Personnaliser son architecture des méthodes Lean et Agile

Comme chaque organisation est différente, grâce à un système organique unique, chacune doit penser, inventer, créer et personnaliser sa structure, son agilité d’entreprise, ses modes d’organisation et de management et enfin, sa raison d’être pour être prête à faire face aux nouveaux horizons du marché et de la concurrence.

Aujourd’hui, les organisations ont besoin de se repenser, de se moderniser et de se transformer en organismes vivants pour répondre rapidement aux impondérables d’un marché toujours en évolution. La gouvernance hiérarchique montre encore des traces beaucoup trop enracinées au taylorisme. Si depuis les années 1960 jusqu’aux années 2000, cette structure a prouvé son efficacité, aujourd’hui elle n’est plus adaptée. L’héritage fonctionnel hiérarchique tel que nous le connaissons contient des écosystèmes silotés, érigeant des murs de confusions toujours plus persistants quant à l’intégration, l’application et l’adoption de simples pratiques comme celle de Scrum soulève de sérieux enjeux de verticalité.

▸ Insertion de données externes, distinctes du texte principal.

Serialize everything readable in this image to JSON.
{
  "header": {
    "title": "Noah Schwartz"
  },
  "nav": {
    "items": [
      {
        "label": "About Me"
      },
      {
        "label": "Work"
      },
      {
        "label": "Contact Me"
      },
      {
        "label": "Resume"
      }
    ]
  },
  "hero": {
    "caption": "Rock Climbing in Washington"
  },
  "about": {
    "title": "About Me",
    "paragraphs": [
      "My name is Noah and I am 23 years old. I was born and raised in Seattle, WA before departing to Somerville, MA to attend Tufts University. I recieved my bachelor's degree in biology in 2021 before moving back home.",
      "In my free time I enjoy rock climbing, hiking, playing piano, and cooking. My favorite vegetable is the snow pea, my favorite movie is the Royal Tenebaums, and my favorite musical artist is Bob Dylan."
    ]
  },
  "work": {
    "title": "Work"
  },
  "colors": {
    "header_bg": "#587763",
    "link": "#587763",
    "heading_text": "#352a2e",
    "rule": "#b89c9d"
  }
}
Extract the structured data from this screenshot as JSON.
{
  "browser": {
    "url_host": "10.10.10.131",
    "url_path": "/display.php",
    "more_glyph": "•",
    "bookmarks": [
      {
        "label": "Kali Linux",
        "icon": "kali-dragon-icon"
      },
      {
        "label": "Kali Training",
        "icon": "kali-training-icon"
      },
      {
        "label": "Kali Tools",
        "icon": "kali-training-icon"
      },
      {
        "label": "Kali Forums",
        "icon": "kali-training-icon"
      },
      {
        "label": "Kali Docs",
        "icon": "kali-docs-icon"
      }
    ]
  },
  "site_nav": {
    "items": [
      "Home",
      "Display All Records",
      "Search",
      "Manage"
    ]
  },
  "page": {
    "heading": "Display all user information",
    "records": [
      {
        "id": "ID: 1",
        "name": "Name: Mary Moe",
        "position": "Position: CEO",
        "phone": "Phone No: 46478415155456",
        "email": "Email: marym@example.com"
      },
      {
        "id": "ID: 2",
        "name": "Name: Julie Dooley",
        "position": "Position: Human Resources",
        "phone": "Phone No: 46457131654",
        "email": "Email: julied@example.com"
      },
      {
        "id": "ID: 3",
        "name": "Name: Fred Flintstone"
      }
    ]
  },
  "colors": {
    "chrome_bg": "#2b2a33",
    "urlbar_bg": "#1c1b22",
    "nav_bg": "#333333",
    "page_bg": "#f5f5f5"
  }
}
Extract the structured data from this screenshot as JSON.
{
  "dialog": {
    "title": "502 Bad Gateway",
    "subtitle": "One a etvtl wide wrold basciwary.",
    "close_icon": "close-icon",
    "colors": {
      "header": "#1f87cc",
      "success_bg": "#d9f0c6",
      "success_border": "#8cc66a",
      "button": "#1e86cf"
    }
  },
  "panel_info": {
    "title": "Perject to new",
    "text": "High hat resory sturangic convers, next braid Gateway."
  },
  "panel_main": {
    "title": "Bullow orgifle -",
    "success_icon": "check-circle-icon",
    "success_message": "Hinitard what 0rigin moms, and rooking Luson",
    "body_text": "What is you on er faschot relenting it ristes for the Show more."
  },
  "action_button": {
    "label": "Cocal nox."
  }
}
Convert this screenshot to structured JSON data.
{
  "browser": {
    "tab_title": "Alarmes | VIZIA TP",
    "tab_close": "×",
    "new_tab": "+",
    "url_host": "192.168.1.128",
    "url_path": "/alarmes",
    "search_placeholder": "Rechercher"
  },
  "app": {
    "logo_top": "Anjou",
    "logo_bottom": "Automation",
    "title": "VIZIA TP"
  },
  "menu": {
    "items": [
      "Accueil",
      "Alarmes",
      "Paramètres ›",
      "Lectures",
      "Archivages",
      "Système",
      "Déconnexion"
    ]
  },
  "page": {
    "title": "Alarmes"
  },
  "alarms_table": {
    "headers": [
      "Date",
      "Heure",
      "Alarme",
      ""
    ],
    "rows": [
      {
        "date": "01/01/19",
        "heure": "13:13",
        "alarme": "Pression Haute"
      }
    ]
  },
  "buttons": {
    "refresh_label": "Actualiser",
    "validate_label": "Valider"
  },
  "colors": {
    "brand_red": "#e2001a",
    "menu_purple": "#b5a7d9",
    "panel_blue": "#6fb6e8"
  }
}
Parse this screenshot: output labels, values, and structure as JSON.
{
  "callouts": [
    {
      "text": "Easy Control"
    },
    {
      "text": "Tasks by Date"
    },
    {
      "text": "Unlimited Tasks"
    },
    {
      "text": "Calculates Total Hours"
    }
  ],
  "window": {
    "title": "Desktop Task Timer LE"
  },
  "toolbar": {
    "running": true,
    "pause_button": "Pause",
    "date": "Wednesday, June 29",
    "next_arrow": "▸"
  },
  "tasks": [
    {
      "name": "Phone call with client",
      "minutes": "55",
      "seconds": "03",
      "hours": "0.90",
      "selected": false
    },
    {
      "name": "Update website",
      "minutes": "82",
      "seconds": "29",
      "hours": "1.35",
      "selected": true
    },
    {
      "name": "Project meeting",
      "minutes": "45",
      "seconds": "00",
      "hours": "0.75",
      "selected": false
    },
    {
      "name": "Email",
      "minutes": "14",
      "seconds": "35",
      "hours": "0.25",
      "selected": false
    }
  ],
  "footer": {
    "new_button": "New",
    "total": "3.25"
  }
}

La majorité des organisations concentrent leur énergie et leurs investissements dans l’adoption de nouvelles méthodes au sein de leurs équipes opérationnelles, car elles pensent que le développement, l’intégration et la livraison continue suffiront à répondre à la demande des clients toujours plus complexe ; ou encore, faire face à la rage concurrentielle en multipliant les contrats d’accompagnement de coaches pour transformer les équipes dans un délai aussi court et irréaliste de 6 mois.

Transformer les équipes est un excellent début, mais cela n’est certainement pas suffisant. De plus, cela est encore moins la réponse à laquelle s’attendent les organisations, voire les clients. Il existe tellement d’écosystèmes au sein même d’une structure hiérarchique, tellement de silos, de processus et procédure que la seule pensée de transformer les équipes ne suffira pas à répondre à un simple objectif de mise en place d’un pipeline de livraison continue quotidien, car les infrastructures ne sont pas prêtes à absorber ce changement colossal qu’une modernisation des méthodes de travail implique. Il ne suffit pas de se concentrer sur les méthodes de travail des équipes en tant que telles. Il faut penser à préméditer et préparer le changement, à amener et finalement à supporter la modernisation de la structure organique par aligner la perception des modes d’organisation du travail. Ajuster les valeurs et la mission de l’organisation pour s’approprier une culture structurelle unique et adaptée.

Redonnons à nos hiérarchies un pouvoir coopératif en structurant la stratégie de modernisation depuis les initiatives stratégiques de l’organisation pour y intégrer les méthodes d’organisation de la structure fonctionnelle, des écosystèmes, puis des équipes.
L’architecture des méthodes Lean et Agile permettrait de reconstruire les connections entre les différents écosystèmes, depuis la gouvernance stratégique jusqu’aux équipes opérationnelles. Ceux-ci s’appuyant sur des processus de décisions précises, standardisées et structurées accordant un rôle central à la culture Lean et Agile axées sur la création et l’innovation.

L’architecture des méthodes Lean et Agile irait plus loin, car elle permettrait de rendre la structure plus flexible en mettant un accent particulier sur une gouvernance itérative, des processus standardisés, mais adaptatifs et privilégierait l’intelligence collective par la création de canaux de consentement et de collaboration en utilisant les bons outils et les meilleures technicités selon la vision stratégique du développement de l’organisation, de son contexte, de sa réalité ainsi que celle du marché tout en cultivant un ADN pour chaque écosystème ; et ce en suivant les mêmes horizons corporatifs.